Manly P Hall and the Dweller on the Threshold
Manly Palmer Hall (1901-1990) is quite the Masonic enigma; he only joined Freemasonry over 20 years after writing his ground-breaking Secret Teachings Throughout the Ages, a work that is still well renowned amongst Freemasons today. He was finally initiated in 1954, but had been writing about Freemasonry and the occult for decades. Hall founded the Philosophical Research Society in 1934, and lectured prolifically on all matter of occult subjects such as Freemasonry, ancient religions, astrology, philosophy and reincarnation. His library collection included many works on mysticism including alchemy, esoterica and Hermetica. Hall is still held in high esteem on both sides of the Atlantic, and his mystical teachings still resonate today, especially in the Masonic community.
Hall, speaking decades before he became a Freemason, talked of how he believed Freemasonry to be a fraternity within a fraternity – there being a hidden Masonry that concealed the outer, more visible society, this idea being similar to Waite’s ‘Masonry behind Masonry’:
‘FREEMASONRY is a fraternity within a fraternity—an outer organization concealing an inner brotherhood of the elect.’
Hall went on, revealing his thoughts in the lecture, which stretched around the philosophies of mankind, into the tarot, ancient religions and into other avenues of Truth seeking, but he kept a place for Freemasonry close to his ideas, and this can be seen here with his belief that Masons were ‘dwellers upon the Threshold’ of an inner circle of Masters that are behind all the prodigious secret societies:
‘In each generation only a few are accepted into the inner sanctuary of the Work, but these are veritable Princes of the Truth and their sainted names shall be remembered in future ages together with the seers and prophets of the elder world. Though the great initiate-philosophers of Freemasonry can be counted upon one’s fingers, yet their power is not to be measured by the achievements of ordinary men. They are dwellers upon the Threshold of the Innermost, Masters of that secret doctrine which forms the invisible foundation of every great theological and rational institution.’

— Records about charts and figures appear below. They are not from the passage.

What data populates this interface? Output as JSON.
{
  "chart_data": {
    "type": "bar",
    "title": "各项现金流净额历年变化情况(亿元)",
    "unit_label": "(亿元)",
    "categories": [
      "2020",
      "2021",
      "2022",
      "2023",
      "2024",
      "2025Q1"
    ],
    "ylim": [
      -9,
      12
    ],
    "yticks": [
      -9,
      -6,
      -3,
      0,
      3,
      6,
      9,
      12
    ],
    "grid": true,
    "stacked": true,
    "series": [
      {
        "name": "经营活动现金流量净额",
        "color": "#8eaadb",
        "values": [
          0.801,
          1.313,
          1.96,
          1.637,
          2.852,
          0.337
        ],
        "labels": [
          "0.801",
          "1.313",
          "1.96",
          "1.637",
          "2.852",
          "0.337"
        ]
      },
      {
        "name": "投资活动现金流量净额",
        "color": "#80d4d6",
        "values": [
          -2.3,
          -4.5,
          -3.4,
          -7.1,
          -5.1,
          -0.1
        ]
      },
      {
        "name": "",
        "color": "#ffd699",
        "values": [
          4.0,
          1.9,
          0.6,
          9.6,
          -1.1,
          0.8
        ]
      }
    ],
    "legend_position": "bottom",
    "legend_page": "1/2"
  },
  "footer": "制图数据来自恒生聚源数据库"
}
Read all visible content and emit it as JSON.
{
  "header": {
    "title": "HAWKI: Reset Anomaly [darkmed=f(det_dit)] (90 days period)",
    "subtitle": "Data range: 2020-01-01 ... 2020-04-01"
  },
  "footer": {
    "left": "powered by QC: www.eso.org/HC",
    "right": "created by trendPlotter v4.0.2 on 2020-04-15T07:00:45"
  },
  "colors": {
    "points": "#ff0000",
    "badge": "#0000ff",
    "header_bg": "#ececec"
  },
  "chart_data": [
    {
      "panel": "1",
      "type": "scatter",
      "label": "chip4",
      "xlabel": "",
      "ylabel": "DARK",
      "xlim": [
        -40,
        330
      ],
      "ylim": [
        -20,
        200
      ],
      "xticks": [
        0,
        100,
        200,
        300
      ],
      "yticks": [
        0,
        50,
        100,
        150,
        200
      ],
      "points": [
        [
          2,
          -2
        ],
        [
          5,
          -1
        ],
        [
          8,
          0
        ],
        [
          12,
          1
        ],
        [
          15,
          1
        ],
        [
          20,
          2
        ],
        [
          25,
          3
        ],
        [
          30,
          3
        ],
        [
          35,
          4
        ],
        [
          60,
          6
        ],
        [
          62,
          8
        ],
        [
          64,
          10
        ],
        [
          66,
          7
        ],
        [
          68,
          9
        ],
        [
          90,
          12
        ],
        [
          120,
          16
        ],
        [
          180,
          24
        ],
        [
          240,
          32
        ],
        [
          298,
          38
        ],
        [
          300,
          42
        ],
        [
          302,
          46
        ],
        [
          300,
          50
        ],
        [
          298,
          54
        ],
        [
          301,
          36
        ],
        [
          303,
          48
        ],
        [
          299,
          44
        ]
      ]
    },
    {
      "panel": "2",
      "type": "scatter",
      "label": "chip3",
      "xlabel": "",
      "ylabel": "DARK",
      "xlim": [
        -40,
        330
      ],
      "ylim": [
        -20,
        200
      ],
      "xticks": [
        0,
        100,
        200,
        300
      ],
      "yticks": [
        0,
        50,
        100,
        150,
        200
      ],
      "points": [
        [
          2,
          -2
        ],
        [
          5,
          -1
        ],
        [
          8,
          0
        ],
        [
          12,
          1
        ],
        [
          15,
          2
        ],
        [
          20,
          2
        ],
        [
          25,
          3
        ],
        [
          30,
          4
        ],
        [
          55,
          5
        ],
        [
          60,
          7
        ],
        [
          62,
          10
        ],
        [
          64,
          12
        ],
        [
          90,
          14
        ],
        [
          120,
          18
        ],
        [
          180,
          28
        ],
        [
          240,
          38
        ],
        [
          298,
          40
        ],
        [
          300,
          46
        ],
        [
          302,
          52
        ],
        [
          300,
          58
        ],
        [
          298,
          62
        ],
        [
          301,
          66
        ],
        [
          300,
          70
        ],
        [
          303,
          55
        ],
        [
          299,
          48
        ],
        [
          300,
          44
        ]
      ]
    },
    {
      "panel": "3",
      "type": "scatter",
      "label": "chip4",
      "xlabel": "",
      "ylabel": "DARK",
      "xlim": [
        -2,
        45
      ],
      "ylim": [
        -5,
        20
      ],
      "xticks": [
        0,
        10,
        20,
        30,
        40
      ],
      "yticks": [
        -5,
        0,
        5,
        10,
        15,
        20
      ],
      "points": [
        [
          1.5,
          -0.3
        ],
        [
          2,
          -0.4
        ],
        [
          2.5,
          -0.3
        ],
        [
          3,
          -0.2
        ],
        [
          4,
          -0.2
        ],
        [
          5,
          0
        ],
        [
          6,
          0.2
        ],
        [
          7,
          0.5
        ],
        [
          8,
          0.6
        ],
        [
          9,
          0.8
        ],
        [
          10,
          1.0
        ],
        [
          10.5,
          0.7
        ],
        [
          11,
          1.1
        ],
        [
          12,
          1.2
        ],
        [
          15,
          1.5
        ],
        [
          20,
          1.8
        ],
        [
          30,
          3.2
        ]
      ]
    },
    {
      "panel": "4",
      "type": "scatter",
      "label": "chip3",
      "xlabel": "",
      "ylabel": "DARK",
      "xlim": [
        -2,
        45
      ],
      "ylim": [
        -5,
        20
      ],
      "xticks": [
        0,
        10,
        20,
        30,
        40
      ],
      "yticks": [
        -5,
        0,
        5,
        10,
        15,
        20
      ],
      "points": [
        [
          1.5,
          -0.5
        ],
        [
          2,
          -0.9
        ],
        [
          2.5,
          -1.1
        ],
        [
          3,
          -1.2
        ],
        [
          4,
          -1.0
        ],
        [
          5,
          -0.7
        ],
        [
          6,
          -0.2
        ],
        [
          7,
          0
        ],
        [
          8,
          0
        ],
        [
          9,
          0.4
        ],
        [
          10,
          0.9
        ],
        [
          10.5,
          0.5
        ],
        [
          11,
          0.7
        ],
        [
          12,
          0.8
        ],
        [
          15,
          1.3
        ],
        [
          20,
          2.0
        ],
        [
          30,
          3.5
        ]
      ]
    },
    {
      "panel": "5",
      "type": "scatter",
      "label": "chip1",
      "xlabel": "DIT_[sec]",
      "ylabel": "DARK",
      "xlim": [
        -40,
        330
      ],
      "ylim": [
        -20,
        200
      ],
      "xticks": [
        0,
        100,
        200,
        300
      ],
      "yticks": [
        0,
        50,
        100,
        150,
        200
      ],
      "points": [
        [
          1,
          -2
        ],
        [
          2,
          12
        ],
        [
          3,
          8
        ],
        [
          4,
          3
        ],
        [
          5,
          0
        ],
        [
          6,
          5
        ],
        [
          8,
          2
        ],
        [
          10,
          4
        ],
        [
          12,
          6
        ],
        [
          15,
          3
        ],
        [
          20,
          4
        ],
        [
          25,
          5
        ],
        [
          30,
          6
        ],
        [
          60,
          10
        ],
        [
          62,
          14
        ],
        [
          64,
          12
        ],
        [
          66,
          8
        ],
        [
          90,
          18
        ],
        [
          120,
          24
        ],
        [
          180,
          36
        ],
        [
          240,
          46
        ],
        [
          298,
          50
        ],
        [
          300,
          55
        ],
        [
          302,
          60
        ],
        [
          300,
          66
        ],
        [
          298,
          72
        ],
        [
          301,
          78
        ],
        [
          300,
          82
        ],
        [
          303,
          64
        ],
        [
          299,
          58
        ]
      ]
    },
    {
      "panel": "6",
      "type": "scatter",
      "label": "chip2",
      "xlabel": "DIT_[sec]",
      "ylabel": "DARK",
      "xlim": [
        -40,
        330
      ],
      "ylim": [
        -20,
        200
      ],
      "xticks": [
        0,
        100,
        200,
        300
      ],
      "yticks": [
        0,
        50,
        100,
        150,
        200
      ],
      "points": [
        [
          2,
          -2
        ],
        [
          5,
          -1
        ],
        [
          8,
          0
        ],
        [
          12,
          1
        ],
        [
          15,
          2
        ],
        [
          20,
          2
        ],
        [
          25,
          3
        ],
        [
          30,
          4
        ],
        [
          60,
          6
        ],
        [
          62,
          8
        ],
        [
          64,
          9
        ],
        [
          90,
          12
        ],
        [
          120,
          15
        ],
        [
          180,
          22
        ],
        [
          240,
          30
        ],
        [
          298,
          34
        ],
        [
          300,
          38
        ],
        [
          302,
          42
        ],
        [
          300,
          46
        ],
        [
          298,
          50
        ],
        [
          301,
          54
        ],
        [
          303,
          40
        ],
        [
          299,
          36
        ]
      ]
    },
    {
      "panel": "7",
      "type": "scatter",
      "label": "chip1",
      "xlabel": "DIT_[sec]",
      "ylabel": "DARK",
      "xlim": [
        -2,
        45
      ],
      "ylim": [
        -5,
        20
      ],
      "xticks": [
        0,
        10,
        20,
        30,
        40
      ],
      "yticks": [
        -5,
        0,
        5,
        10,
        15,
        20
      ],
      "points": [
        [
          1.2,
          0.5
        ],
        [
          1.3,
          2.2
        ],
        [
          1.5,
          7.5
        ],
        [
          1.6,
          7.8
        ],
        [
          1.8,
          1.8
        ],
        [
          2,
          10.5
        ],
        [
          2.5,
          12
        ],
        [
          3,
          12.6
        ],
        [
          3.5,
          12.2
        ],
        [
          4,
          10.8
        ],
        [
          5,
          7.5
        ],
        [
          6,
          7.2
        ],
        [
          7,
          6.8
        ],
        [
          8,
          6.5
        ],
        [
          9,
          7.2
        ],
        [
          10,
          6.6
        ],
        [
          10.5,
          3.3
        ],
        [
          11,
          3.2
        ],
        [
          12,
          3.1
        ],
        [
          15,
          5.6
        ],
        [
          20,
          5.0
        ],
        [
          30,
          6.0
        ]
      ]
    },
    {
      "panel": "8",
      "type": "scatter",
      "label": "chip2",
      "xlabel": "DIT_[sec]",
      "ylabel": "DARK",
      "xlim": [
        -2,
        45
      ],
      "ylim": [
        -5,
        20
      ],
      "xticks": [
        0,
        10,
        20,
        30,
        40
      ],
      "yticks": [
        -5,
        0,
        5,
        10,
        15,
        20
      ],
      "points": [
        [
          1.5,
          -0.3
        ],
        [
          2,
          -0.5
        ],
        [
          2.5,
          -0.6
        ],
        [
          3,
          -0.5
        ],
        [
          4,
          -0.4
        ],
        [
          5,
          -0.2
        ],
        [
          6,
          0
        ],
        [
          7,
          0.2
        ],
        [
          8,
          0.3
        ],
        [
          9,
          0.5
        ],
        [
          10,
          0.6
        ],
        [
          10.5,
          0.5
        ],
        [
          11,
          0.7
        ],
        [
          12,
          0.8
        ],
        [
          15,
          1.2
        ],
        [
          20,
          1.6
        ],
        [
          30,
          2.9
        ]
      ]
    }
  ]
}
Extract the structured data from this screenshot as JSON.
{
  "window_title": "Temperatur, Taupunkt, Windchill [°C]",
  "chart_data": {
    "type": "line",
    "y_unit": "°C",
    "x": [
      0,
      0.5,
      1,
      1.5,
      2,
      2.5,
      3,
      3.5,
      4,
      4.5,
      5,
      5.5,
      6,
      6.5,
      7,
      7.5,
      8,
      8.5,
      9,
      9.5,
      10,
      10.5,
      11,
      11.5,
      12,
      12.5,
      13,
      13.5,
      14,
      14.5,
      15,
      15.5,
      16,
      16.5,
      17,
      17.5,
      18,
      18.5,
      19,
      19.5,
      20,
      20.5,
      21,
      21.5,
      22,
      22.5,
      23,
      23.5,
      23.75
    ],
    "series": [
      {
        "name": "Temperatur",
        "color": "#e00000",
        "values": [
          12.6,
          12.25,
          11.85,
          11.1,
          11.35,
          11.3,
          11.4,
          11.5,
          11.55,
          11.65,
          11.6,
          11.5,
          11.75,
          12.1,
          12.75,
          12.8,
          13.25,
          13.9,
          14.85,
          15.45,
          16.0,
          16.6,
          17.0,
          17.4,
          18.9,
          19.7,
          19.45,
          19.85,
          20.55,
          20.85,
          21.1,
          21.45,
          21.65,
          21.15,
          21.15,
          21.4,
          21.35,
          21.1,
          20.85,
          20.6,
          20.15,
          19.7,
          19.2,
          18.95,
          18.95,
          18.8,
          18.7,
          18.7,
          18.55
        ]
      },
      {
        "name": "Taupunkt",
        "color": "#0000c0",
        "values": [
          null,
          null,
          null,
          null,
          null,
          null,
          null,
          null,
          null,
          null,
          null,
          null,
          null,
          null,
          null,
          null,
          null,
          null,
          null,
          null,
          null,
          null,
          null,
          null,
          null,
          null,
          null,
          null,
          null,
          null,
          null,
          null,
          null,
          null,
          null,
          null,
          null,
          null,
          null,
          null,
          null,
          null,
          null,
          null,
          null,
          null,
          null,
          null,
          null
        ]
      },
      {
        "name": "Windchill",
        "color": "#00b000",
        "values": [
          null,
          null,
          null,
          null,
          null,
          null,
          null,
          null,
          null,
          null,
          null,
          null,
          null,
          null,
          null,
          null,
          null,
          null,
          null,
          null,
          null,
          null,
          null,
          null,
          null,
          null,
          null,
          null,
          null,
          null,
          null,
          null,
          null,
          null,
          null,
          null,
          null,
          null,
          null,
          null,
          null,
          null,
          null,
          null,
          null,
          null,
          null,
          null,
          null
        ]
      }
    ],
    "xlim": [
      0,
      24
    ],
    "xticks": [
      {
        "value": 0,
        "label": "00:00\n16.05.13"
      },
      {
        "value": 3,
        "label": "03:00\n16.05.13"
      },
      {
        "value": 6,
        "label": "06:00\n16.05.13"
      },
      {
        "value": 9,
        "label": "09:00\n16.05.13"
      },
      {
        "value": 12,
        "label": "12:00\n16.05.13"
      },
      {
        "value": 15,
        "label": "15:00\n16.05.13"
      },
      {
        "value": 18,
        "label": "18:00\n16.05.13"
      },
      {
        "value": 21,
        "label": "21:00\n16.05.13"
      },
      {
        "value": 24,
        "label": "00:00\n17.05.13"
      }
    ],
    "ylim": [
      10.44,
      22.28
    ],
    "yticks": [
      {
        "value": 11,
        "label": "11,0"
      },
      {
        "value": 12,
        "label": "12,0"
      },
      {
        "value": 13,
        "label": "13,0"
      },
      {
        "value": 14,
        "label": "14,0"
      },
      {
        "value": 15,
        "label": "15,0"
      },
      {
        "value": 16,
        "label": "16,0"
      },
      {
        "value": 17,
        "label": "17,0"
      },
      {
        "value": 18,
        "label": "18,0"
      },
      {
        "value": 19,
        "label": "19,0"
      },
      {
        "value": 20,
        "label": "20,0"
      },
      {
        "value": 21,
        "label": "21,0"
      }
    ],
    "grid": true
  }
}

An influence on Hall was Max Heindel (1865-1919), who founded the Rosicrucian Fellowship in California. There was certainly a fashion for founding Rosicrucian Orders around this time such as the AMORC in the US and of course Waite’s Fellowship of the Rosy Cross in England, the philosophy of Rosicrucianism being attractive as it combined a more Christian type of mysticism, Hall also considering the Rosicrucians as a central Order. Hall also spoke kindly of Cagliostro, discussing how he prophesised the fall of the French throne and that he was ‘no more a charlatan than was Plato’. Like Waite and Crowley, Hall created his own tarot deck, the Knapp-Hall Tarot, with J. Augustus Knapp designing the cards in collaboration with Hall.
Hall certainly explored many mystical ideas, his works covering many areas of esotericism and mysticism, such as Freemasonry, ancient religions, astrology, philosophy and the tarot. He examined the hidden mysteries of nature and science, explored the deeper secrets of the universe and tried to make sense of them, leaving for us a unique body of work that will continue to guide us.